It has not been a good month for corporate education reformers.
Controversial and unpopular NYC Schools Chancellor Cathie Black is stepping down after only three months on the job. Appointed by Mayor Bloomberg -- amid vociferous public protest -- Black seemed an unlikely choice from the start. She has zero background in education and made her name as a publishing executive. It didn't help her win over the hearts and minds of the New York school community when, in one of her first public speaking appearances, she suggested birth control as the cure for the city's serious school overcrowding problem. Her last reported approval rating was a chilly 17 percent.
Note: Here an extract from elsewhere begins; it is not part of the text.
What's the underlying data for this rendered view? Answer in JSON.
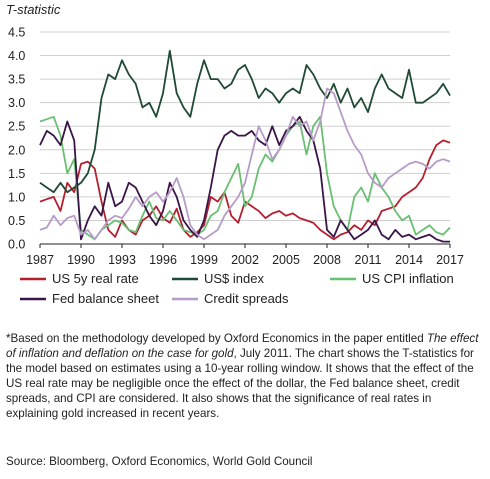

Bloomberg went to court and bent some rules to get his appointee installed. But apparently the people have spoken and Black is on her way out.
She will be replaced by Deputy Mayor Dennis Walcott, who was once the president of the Board of Education.
This comes on the heels of a fall from grace by another poster woman for education reform, Michelle Rhee, the former chancellor of the D.C. school district (and member of the Broad Foundation board of directors). Rhee's record of academic success during her controversial and very public tenure at D.C. has come under investigation. USA Today reporters have uncovered a pattern of erasures of student test answers in 103 schools which allegedly resulted in test score inflation. (See: "Michelle Rhee: Education reform huckster -- the myth that schools are best run like businesses is emphatically demolished," Salon, April 6, 2010.)
How this scandal, which cuts to the heart of the credibility of Rhee's national reputation for education reform success, might affect Rhee's newest venture, political lobbying effort StudentsFirst, remains to be seen.
Meanwhile, over in Rockford, Ill., controversial and unpopular Superintendent LaVonne Sheffield (Broad Superintendents Academy Class of 2002) was recently served papers in a defamation lawsuit , and has resigned, reports the Rock River Times.
And in Washington State, last month the Seattle School Board fired its superintendent, Maria Goodloe-Johnson (Broad Academy Class of 2003), and her CFO Don Kennedy as the result of a$1.8 million fraud scandal that happened on their watch. Last year, Goodloe-Johnson earned a "No confidence" vote from the teachers union and a number of schools, and was cited by a state auditor for an ethics violation for failing to disclose that she was on the board of directors of test vendor NWEA at the time the Seattle School District purchased its product, the MAP test, in a no-bid contract.
All four superintendents have ties to the major moneyed education reform players like the Broad Foundation or Mayor Bloomberg. All in all, not a good month for the corporate education reform crowd. But a potentially great few weeks for public school communities and the truth.